Case law analysis: Business entities
Write a 2–page executive briefing of a selected federal or state court case pertaining to the topic of business entities.
By successfully completing this assessment, you will demonstrate your proficiency in the following course competencies and assessment criteria:
- Competency 1: Articulate the importance, context, purpose, and relevance of law in a business environment.
- Summarize the facts and ruling of a legal case.
- Competency 4: Evaluate legal options for creating a business entity.
- Analyze how a legal case could impact businesses.
- Explain how a legal case could impact a specific organization.
- Competency 5: Develop information literacy skills as applied to business law.
- Exhibit information literacy skills as applied to business law.
Why the Form of Business Entity Is Important
The fundamental question that surrounds the creation of any business is what type of corporate form, or legal entity, the business should construct itself as. This is a question with significant consequence: the business form that an organization assumes can dictate not only how much tax the entity will pay, but also what protections the law will provide the leadership of the business organization.
· Litigation and the threat of litigation—often seen by business law observers as one of the most detrimental threats in the commercial world—can be mitigated significantly by the form of business entity an organization assumes.
· No discussion about business entities would be complete—or even informed—without addressing corporate taxation. The choice of business entity form has tremendous implications regarding state and federal taxation upon business earnings, but many types of entities are coupled with onerous tax reporting requirements. There is an ongoing political debate in Washington and in state houses around the country about appropriate corporate taxation levels.

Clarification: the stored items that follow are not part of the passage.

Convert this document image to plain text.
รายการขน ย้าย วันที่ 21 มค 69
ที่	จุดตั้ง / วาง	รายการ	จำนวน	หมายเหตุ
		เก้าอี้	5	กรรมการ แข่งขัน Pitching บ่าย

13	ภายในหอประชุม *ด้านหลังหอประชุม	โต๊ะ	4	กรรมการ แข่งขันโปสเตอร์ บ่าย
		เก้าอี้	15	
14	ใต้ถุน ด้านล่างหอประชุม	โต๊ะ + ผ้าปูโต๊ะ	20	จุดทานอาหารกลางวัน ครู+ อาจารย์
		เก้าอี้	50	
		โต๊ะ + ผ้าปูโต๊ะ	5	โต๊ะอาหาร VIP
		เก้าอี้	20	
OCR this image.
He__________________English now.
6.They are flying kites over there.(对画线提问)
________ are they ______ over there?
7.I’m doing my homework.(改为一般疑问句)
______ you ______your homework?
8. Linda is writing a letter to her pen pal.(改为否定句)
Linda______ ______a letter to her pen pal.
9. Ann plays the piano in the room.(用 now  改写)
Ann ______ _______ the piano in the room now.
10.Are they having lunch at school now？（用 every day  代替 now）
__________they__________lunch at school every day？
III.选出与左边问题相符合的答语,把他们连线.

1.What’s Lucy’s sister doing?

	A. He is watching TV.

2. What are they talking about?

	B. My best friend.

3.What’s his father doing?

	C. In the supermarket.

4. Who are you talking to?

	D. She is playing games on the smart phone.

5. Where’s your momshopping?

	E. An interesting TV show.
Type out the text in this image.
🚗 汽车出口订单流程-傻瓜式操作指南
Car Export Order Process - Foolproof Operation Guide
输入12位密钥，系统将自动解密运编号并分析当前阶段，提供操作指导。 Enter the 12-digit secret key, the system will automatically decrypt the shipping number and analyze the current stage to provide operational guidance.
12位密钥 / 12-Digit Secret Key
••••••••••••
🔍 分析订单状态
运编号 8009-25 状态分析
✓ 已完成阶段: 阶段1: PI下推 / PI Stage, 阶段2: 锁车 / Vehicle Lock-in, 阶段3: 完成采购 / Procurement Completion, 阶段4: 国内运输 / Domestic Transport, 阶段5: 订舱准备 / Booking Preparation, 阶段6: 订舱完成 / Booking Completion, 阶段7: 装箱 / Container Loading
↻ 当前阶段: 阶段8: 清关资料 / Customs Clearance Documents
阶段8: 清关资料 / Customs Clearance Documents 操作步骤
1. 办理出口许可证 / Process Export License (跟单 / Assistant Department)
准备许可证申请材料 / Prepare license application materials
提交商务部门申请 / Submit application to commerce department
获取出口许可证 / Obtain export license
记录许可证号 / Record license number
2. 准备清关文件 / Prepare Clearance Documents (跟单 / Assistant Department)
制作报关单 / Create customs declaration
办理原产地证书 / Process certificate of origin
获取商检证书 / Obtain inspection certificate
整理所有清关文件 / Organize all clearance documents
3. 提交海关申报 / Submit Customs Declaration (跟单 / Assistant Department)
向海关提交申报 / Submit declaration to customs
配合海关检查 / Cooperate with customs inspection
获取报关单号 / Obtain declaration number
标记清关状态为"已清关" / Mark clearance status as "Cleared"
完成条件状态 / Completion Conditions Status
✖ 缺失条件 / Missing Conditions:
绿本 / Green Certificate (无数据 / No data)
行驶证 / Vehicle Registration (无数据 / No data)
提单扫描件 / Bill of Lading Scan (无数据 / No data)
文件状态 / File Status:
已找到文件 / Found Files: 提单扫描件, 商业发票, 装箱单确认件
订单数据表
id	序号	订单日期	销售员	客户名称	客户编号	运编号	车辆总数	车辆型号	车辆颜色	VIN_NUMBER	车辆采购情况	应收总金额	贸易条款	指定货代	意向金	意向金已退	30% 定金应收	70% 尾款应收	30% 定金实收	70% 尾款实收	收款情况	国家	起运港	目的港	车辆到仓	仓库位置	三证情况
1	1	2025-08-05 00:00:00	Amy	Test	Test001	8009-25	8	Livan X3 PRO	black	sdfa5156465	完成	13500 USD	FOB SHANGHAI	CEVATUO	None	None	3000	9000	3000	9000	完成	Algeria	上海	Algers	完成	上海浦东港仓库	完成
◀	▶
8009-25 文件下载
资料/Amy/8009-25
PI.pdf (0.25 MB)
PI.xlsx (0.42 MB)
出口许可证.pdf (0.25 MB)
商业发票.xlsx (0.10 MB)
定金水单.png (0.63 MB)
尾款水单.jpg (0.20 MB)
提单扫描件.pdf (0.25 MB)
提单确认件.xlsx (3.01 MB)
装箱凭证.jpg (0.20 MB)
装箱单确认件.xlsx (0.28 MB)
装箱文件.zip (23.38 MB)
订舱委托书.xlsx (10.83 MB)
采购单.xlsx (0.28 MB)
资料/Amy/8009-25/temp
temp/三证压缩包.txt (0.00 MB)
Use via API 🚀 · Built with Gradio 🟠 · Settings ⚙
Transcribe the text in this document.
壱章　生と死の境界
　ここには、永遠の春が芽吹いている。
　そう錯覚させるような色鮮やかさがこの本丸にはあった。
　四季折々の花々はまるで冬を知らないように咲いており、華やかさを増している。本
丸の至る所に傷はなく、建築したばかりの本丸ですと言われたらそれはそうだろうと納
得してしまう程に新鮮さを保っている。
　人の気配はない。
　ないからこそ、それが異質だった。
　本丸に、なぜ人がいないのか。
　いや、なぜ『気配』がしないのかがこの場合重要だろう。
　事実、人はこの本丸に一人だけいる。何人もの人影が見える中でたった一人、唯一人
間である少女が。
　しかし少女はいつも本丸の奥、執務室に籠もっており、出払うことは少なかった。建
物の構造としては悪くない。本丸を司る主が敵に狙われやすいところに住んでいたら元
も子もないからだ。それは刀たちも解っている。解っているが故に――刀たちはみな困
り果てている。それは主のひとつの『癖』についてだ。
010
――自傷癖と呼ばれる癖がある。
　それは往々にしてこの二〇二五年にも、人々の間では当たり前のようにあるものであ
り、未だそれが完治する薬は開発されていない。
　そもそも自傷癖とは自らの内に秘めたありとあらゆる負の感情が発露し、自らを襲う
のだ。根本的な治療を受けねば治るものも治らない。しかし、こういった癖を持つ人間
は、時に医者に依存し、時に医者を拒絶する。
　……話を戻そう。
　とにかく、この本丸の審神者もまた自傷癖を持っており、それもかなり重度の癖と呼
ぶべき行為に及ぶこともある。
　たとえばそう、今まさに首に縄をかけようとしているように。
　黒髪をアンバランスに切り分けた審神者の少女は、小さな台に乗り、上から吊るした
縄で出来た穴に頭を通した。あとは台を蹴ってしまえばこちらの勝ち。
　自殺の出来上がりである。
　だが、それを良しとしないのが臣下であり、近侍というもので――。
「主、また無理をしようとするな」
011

An organization’s choice of business entity will have long-term ramifications upon the financial stability of the business, and the ability of those organizations to compete in an ultra-competitive global economy. Consider the competing entities that business might embrace, and the implications and rationale for choosing one over another.
The Notion of Limited Liability
Some small businesses do not incorporate into a formal business entity; for the purposes of taxation, these are considered sole proprietorships. In a sole proprietorship, a business pays taxes as if business income is personal income. Significantly, a sole proprietorship requires no separate tax filing and does not require visiting the Secretary of State’s office in any state capital. The entrepreneur or entrepreneurs are relived of the burdensome IRS reporting requirements that those who form partnerships and corporations must adhere to.
On the other hand, those who operate as a sole proprietorship assume significant and serious liability, should the business entity be sued. Damages awarded from just a single lawsuit can cripple a once-thriving business. For that reason, many entrepreneurial organizations have chosen limited liability corporations (LLCs) or limited liability partnerships, which—while imposing greater administrative burdens on management—provide a powerful and durable shield for corporate officers from litigation concerning the acts of the partnership or corporation. There is little question that the major attraction for forming a corporation or partnership is to mitigate personal liability for those who lead the entrepreneurial entity. The surging growth of the LLC, for example, is testament to the belief of many businessperson that success in an ultracompetitive business environment is tied closely to addressing the omnipresent risk of litigation and lawsuits.
Corporations and Piercing the Corporate Veil
Another fundamental issue is how the courts treat decisions made in the corporate boardroom. Unless corporate officers engage in demonstrable malfeasance or gross negligence in the execution of their official duties, state and federal courts have consistently upheld the integrity of the decision-making process among corporate executives. This legal concept, known as the business judgment rule, requires the courts to provide maximum deference to corporate officers in decisions made as part of their official duties, and this deference will not be interfered with unless there is a strong public policy rationale for doing so.
The public policy rationale for protecting corporate decision-making is that if every decision reached by a corporate board or executive officer was open to successful challenge by shareholders or other concerned parties, then no corporation will be able to execute business decisions in a way that could mitigate risk and ensure long-term financial stability and growth. For example, when a company’s share price nosedives, shareholders usually challenge the integrity of boardroom decision-making, even bringing litigation against the corporate board. While many of these decisions are settled out of court, it does display some of the serious and chronic litigation minefields that threaten the financial integrity of entrepreneurial interests. It is for this strong public policy reason that the courts will only challenge corporate decision-making—or pierce the corporate veil—in extraordinary circumstances when there is a very strong public policy rationale for penalizing the organization.
Agency – What It Is and What It Is Not
Many businesses rely upon agents who act, operate, and communicate on behalf of the business organization. In a time when independent contractors are relied upon more than ever, and where many businesses have decided to outsource a wide variety of jobs that were once exclusively done in-house, the importance of the agency relationship is perhaps greater today than it has ever been. Given that modern reality, it is important to consider the business context of agency and the risks and challenges involved in that vital and legally significant relationship. Business leaders should know exactly what agents can and cannot do in the context and scope of their relationship with the employer, and what duties and rights agents have towards business organizations.